Greetings all,
I've just subscribed. I've been googling around for quite a while now, looking for an interesting project that isn't already almost done, and that isn't essentially closed to significant contributions from people outside whatever organization sponsors the project. That leaves out a lot of otherwise interesting projects-- such as the kernel trace work at opersys.com, or Fedora, or the crash-dump project (lkcd) just for a few examples.
I confess I'm not just interested in "open source" for any altruistic reason-- I'm really looking for a way to establish credentials in the OS "community" (a much-overused word). I bet such be will be increasingly important in future years.
A little context: I'm using Fedora (FC3) here at work (nobody seems to mind that I can't read half of HP's internal web pages, which mostly only work right with IE; and I *certainly* don't mind! :-) I naturally poked around Redhat's site looking for Fedora work, but all they really offer is a bugzilla listing. 98% of reported FC bugs are either with badly outdated releases, or expansion hardware I don't have.
However there *does* seem to be an issue with FC3 and the 2.6.11 kernel-- with several reports of solid system hangs/lockups, where the computer essentially freezes in place. Now on an Alpha, all you'd have to do is hit the halt button, type "cra" at the ">>>" prompt, and reboot; once in multiuser you'll have a crash dump waiting for your debugging pleasure. But I've never seen the PC that had a halt button that didn't instantly put you in POST, which kinda limits the chances of copying memory to the swap partition. So at least on the PC architecture, there doesn't seem to be a reliable way to do a postmortem on a wedged kernel.
Obviously, the BIOS is a problem. Which leads me to you. What needs doing?
thanks!
I like the idea.
We really need this capability.
ron
On Thu, 2005-05-19 at 09:46 -0600, Ronald G. Minnich wrote:
I like the idea.
We really need this capability.
Man! You mean after ALL THESE YEARS, I finally thought of something useful? ...wait, I gotta put my teeth back in... there that's better.
OK, I'd like some help then, a mentor maybe, to direct my studies in getting up to speed. Feel free to reply off-list: what's the best way to start? If I need to read 3.8MB of source, which are the important parts?
Thats a great idea man.
I'm also an OpenBIOS 'newbie' (although not new to writing bring-up firmware on other platforms), and am interested in getting involved.
One question.. I seem to have noticed that there doesnt appear to be a lot of chipset specific code in CVS (or perhaps i'm just missing it somewhere). I read in the x86/entry.S that the cpu is expected to be in protected mode with flat memory setup already. Does this mean that theres a 'missing link' that needs to be done to get the chipsets up and memory initialized? Or is it just somewhere else that I've missed?.
Thanks
-San
Douglas Frank wrote:
On Thu, 2005-05-19 at 09:46 -0600, Ronald G. Minnich wrote:
I like the idea.
We really need this capability.
Man! You mean after ALL THESE YEARS, I finally thought of something useful? ...wait, I gotta put my teeth back in... there that's better.

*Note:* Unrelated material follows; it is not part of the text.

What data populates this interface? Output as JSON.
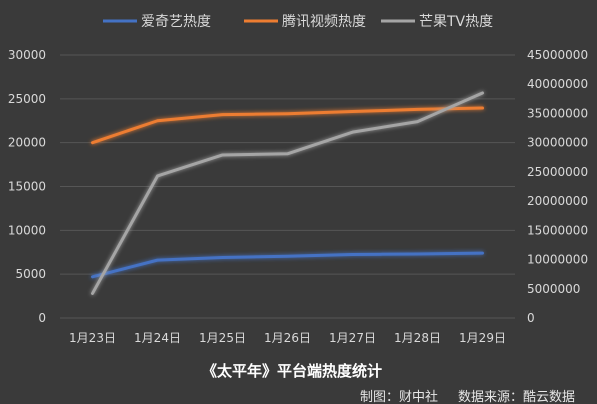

OK, I'd like some help then, a mentor maybe, to direct my studies in getting up to speed. Feel free to reply off-list: what's the best way to start? If I need to read 3.8MB of source, which are the important parts?
On Thu, 19 May 2005, San Mehat wrote:
One question.. I seem to have noticed that there doesnt appear to be a lot of chipset specific code in CVS (or perhaps i'm just missing it somewhere). I read in the x86/entry.S that the cpu is expected to be in protected mode with flat memory setup already. Does this mean that theres a 'missing link' that needs to be done to get the chipsets up and memory initialized? Or is it just somewhere else that I've missed?.
the idea now is that on raw iron, openbios runs on top of linuxbios.
I'm working on ideas for a merge, so you just build one thing.
ron
* Douglas Frank frank@zk3.dec.com [050519 18:09]:
Man! You mean after ALL THESE YEARS, I finally thought of something useful? ...wait, I gotta put my teeth back in... there that's better.
OK, I'd like some help then, a mentor maybe, to direct my studies in getting up to speed. Feel free to reply off-list: what's the best way to start? If I need to read 3.8MB of source, which are the important parts?
I've added a new task to the openbios issue tracking system regarding this thing: https://www.openbios.org/roundup/openbios/task12
First you should get a test machine so you can flash LinuxBIOS+OpenBIOS and experiment with it..
Copying away memory is pretty close to the reset vector I guess. IIRC LinuxBIOS unconditionally initializes the ram controller after a reset, because it is so fast anyways..
Maybe it shouldn't?
Stefan
Stefan Reinauer stepan@openbios.org writes:
- Douglas Frank frank@zk3.dec.com [050519 18:09]:
Man! You mean after ALL THESE YEARS, I finally thought of something useful? ...wait, I gotta put my teeth back in... there that's better.
OK, I'd like some help then, a mentor maybe, to direct my studies in getting up to speed. Feel free to reply off-list: what's the best way to start? If I need to read 3.8MB of source, which are the important parts?
I've added a new task to the openbios issue tracking system regarding this thing: https://www.openbios.org/roundup/openbios/task12
First you should get a test machine so you can flash LinuxBIOS+OpenBIOS and experiment with it..
Copying away memory is pretty close to the reset vector I guess. IIRC LinuxBIOS unconditionally initializes the ram controller after a reset, because it is so fast anyways..
And reinitializing the whole system makes for a very reliable reboot.
Maybe it shouldn't?
An interesting question is how much of this overlaps with kexec-on-panic. It could be that all we need to do is get the routing right nmi/panic button to the kernel's kexec-on-panic handler.
I meant to reply earlier but I lost track of this thread.